Yall it’s been a minute since Thursday…thought we might get a check up…
If you speak about last time, but you weren’t there, they call it hearsay when we learned about that ginger from the burbs who was so thirsty when were we Talking about what he likes and hates and does? Well that was last Thursday. Last time we saw our boy Goody, he was saying all the words and he wasn’t thinkin should he? he was a lyrical tornado it was a miracle we OK though and we’re here for what he’s got to say today though last time he was rolling with the toast and, he was up and down the coast he was here then he was ghosting saw your girl she got spit roasted. Hope you’re not butt hurt but mostly. Let’s keep it peaceful everybody know this is the goody show and for those of you aint quenched and still pretty thirsty here we go with part two we call it next Thursday.

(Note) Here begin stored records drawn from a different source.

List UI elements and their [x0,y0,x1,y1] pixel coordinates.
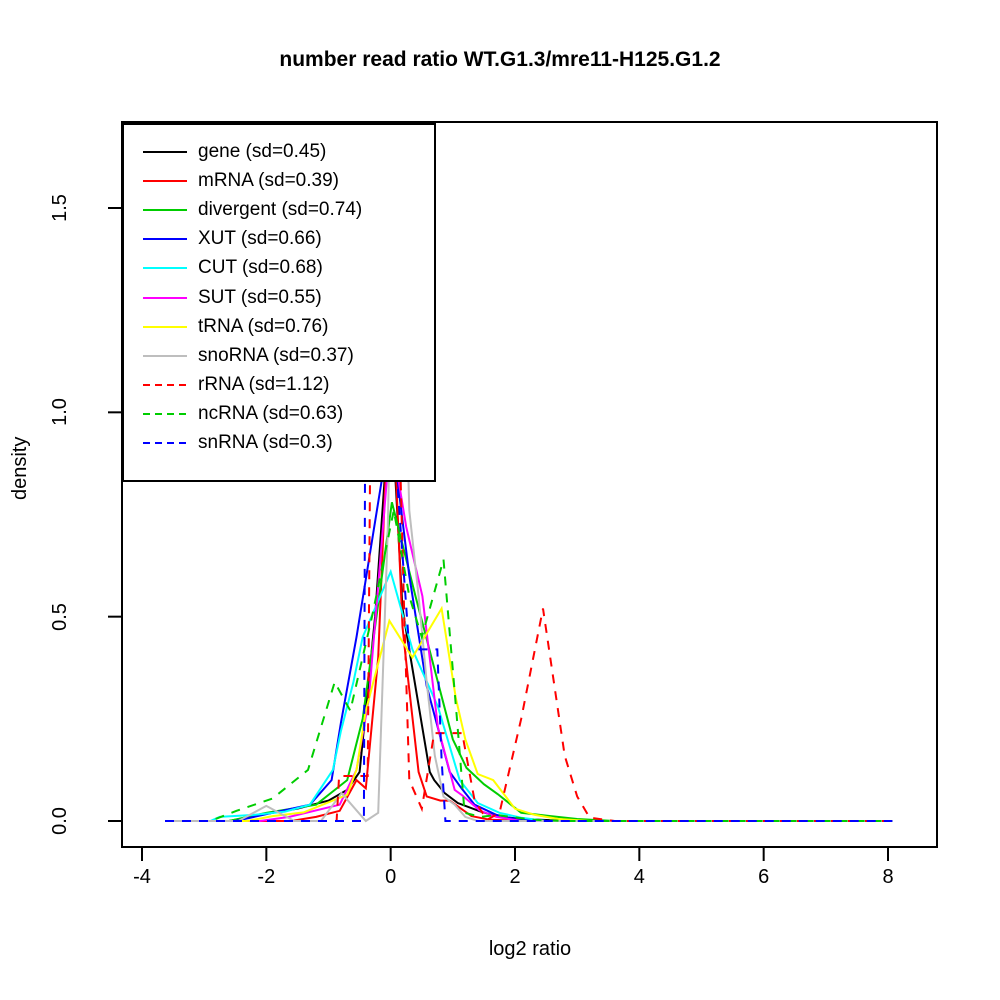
legend-line-sample-icon [143,179,187,182]
density-curve-mRNA [165,350,893,822]
density-curve-SUT [165,432,893,822]
legend-line-sample-icon [143,267,187,270]
y-tick-label: 0.0 [49,807,71,835]
legend-label: divergent (sd=0.74) [198,198,363,220]
legend-label: rRNA (sd=1.12) [198,374,330,396]
legend-label: ncRNA (sd=0.63) [198,403,344,425]
legend-label: gene (sd=0.45) [198,140,327,162]
legend-line-sample-icon [143,354,187,357]
legend-line-sample-icon [143,150,187,153]
legend-line-sample-icon [143,442,187,445]
legend-label: XUT (sd=0.66) [198,228,322,250]
density-curve-tRNA [165,605,893,822]
legend-entry-XUT: XUT (sd=0.66) [143,225,434,254]
legend-line-sample-icon [143,413,187,416]
legend-entry-SUT: SUT (sd=0.55) [143,283,434,312]
density-curve-divergent [165,501,893,822]
legend-entry-rRNA: rRNA (sd=1.12) [143,371,434,400]
legend-entry-mRNA: mRNA (sd=0.39) [143,166,434,195]
legend-label: mRNA (sd=0.39) [198,169,339,191]
x-tick-label: 4 [633,866,645,888]
legend-entry-CUT: CUT (sd=0.68) [143,254,434,283]
chart-title: number read ratio WT.G1.3/mre11-H125.G1.… [279,48,721,71]
legend-label: tRNA (sd=0.76) [198,315,329,337]
legend-entry-gene: gene (sd=0.45) [143,137,434,166]
legend-entry-tRNA: tRNA (sd=0.76) [143,312,434,341]
y-axis-label: density [9,436,31,500]
x-tick-label: 2 [509,866,521,888]
legend-line-sample-icon [143,208,187,211]
x-axis-label: log2 ratio [488,938,572,960]
density-curve-snRNA [165,227,893,822]
x-tick-label: -4 [133,866,151,888]
legend: gene (sd=0.45) mRNA (sd=0.39) divergent (s… [122,123,436,482]
legend-line-sample-icon [143,384,187,387]
x-tick-label: 6 [758,866,770,888]
legend-label: SUT (sd=0.55) [198,286,322,308]
density-curve-XUT [165,424,893,822]
legend-entry-snoRNA: snoRNA (sd=0.37) [143,341,434,370]
legend-entry-snRNA: snRNA (sd=0.3) [143,429,434,458]
y-tick-label: 1.0 [49,398,71,427]
plot-box [121,121,938,848]
legend-line-sample-icon [143,325,187,328]
legend-entry-divergent: divergent (sd=0.74) [143,195,434,224]
legend-line-sample-icon [143,296,187,299]
legend-label: snRNA (sd=0.3) [198,432,333,454]
density-curve-CUT [165,568,893,822]
legend-label: snoRNA (sd=0.37) [198,344,354,366]
x-tick-label: 0 [385,866,397,888]
y-tick-label: 0.5 [49,602,71,631]
x-tick-label: -2 [257,866,276,888]
legend-entry-ncRNA: ncRNA (sd=0.63) [143,400,434,429]
density-curve-rRNA [165,266,893,822]
density-curve-ncRNA [165,510,893,822]
x-tick-label: 8 [882,866,894,888]
legend-label: CUT (sd=0.68) [198,257,323,279]
legend-line-sample-icon [143,238,187,241]
y-tick-label: 1.5 [49,194,71,222]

Been a minute since we seen him. People call him king of the burbs see, he’s still that homicidal writer murderin in the first-degree the only throne he cares abouts the king of the gingers g, and that KG is crazy so let’s dial it back, down. You don’t want that fella to appear on the track now, conducting that crazy train and lookin to CRACKDOWN! That’s one fool you don’t want him playin with words or angry twistin the verbs he won’t be getting on them He’ll Just rip out your nerves.
Some felt it in their head down to their toes others in their chest and some down in their pants but let’s move on I digress we just out here living that Goody Life concentratin on not hatin but making sure we’re laying down the woody right. Keepin our girlie happy keep my boys around me keepin a strong hand on that strap g wary of that jealousy rearing its ugly head and people sayin what the hell if we step up to bat and call their shot and then the ginger brings the heat right down the middle, NOT!, he puts it real low gets dirty makes you chase it lookin nerdy like a fool and now youre OUT! with a muddy face and pouty mouth and he strides over lookin cool to the stands and takes off his starter cap signs it “King Ginger was here” kinda like an autograph and hands it to your kid looks back at ya grins says how bout that.
Now that was embarrassing but that was just a taste, that was just a tremble you don’t want the earth to quake, you can still turn it around and have a good day just stow the ego, stop the shade, perk up your ear and if you hear the loud toot and that 8 o 8 banging from the deck of kG’s crazy train and the echo in the air of the GREATNESS BABY! Then my advice to you is prolly hide or else the next scene i narrate you will probably die.
Goody the KG with the fiery hair
Like Roy Kent at Richmond he’s every fuckin where so no matter where you see him just be cool give him a greet and have fun livin sounds great don’t it or you’ll die at any moment, Goody and KG operate at extremes you’re with em or you’re not it’s a choice per say been a wild week a crazy next Thursday.